Colonizzato dai romani, di cui ancora oggi è evidente il passaggio, il piccolo borgo molisano di Larino nasconde numerosi tesori e misteri da scoprire

Si trova in posizione strategica, fra il mare e l’entroterra, ed è una delle località più sorprendenti del Molise. Il borgo di Larino, comune di 6360 abitanti della provincia di Campobasso, ha origini millenarie e attrattive affascinanti. 

Fu fondata dalla popolazione italica dei Frentani dodici secoli prima di Cristo e venne poi colonizzata dai Romani. Questi ultimi, che di gestione del territorio ci capivano abbastanza, ne fecero un municipium, soprannominandola “Urbs princeps frentanorum”, a riprova del ruolo predominante svolto.

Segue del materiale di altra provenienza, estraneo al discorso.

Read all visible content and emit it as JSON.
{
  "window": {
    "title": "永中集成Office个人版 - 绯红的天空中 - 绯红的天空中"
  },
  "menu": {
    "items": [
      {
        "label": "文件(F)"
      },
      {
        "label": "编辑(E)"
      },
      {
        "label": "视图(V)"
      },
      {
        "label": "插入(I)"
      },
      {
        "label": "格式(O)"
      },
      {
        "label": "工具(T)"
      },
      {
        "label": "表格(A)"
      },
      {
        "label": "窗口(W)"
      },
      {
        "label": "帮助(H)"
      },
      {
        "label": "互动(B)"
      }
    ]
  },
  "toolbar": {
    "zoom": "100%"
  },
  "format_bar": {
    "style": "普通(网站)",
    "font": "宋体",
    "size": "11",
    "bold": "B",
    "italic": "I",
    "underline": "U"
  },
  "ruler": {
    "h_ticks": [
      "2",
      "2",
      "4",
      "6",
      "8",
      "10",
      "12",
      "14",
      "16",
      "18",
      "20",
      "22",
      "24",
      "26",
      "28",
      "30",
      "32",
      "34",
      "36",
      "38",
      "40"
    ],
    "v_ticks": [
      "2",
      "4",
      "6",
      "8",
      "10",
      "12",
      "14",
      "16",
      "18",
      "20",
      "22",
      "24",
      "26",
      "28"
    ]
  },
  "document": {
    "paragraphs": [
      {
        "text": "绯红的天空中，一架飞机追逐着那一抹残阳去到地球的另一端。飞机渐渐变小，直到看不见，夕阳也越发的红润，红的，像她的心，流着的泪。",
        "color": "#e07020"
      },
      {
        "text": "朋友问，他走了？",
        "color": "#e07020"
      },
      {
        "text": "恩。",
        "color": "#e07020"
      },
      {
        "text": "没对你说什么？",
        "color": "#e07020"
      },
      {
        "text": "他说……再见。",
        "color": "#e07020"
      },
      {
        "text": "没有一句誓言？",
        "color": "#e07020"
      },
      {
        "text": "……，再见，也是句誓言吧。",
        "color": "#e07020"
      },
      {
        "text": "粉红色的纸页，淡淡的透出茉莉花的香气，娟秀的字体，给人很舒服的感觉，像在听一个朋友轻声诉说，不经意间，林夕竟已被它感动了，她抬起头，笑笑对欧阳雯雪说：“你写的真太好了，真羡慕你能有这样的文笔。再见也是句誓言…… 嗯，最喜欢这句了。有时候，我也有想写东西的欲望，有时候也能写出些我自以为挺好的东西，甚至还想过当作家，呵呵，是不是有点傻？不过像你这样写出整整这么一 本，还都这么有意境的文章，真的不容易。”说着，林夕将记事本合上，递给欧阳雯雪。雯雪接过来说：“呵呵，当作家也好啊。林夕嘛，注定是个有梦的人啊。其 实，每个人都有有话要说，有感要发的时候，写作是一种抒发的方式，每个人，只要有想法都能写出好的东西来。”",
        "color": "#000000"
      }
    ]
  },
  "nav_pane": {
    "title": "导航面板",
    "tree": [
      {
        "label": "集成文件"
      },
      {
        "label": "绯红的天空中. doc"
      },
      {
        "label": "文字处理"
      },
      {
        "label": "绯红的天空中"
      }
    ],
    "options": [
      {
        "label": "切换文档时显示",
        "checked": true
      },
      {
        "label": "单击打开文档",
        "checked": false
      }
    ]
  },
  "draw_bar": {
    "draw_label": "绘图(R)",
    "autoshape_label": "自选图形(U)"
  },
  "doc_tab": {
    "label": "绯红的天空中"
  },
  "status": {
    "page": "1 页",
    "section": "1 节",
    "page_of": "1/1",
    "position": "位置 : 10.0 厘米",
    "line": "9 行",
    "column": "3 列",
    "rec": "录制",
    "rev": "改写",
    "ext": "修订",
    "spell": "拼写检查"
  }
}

Borgo di Larino, cosa vedere

L’importante passato romano del borgo di Larino costituisce un itinerario ad hoc che non può prescindere dall’anfiteatro. Era capace di ospitare quindicimila spettatori, il che dà un’idea delle sue dimensioni, ed era incorniciato da ampie gradinate, sovrastate dalla copertura mobile del velarium. Nell’arena lo spettacolo era assicurato da una sorta di montacarichi, da cui emergevano, a sorpresa, gladiatori e bestie feroci.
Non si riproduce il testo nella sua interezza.